No, some secret part of him – the part that allowed him to win the Masters nearly 25 years ago – thinks he’s going to win it. That he’s going to shock everyone.
The only cure for that level of self-belief is fear of humiliation. Hockey players are born with it. Golfers aren’t. Even the best of them are accustomed to losing, and often losing badly.
This is why Woods won’t go away. As best the rest of us can tell, he’s only done one thing really well his whole life. Everything else is a shambles.
He’s slowly swapping every bone and joint in his body out for a titanium replacement. He’s waded through the most humbling sex scandal of modern times. He’s survived car crashes and legal implosions.
In the midst of all that, he won another Masters and is still selling out shirts. You’d think you were superhuman, too.
Meanwhile, pro golf can’t bring itself to be shot of him. He’s the guy who steadied them during that brief time when it looked like the Saudis were making inroads. He’s the face of their weird indoor league. He is still apparently the most authoritative voice in the room when it comes to where the game is headed. And until a few hours ago, he was going to make another comeback in Augusta.
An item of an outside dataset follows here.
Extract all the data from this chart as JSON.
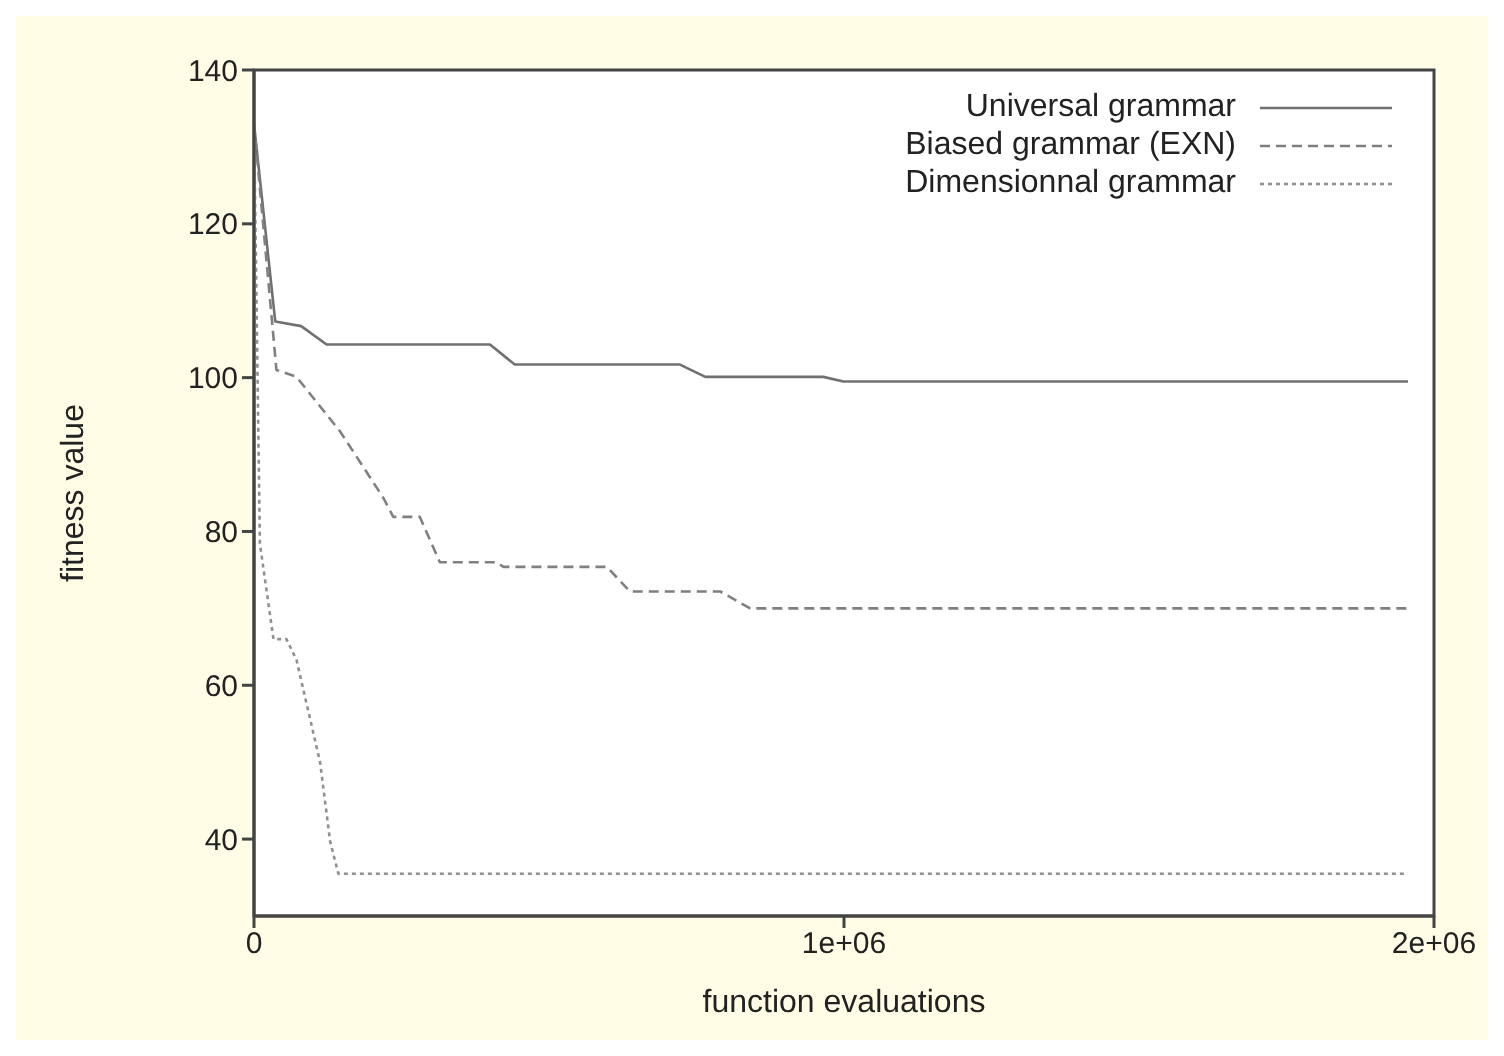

Unlike any athlete before, Woods has passed into whatever lies beyond celebrity based on performance or heat or anything at all positive. He is permanently fixed at the top of the game. Every time he wants attention, good or bad, he can have it. Whatever he produces, sells. Whatever he says is listened to.
How would that warp your self-perception? And having been formed by years of that treatment, who could give it up?
I’d feel sorry for the guy if I didn’t know the only cure for whatever ails him is leaving. Feeling sorry for him is what keeps him coming back.
It’s no longer a question of what golf needs, more Tiger Woods or more Gary Woodlands. It’s what golf is – a place where once you have reached a certain level, you never need leave, even if that’s what would be best for all concerned.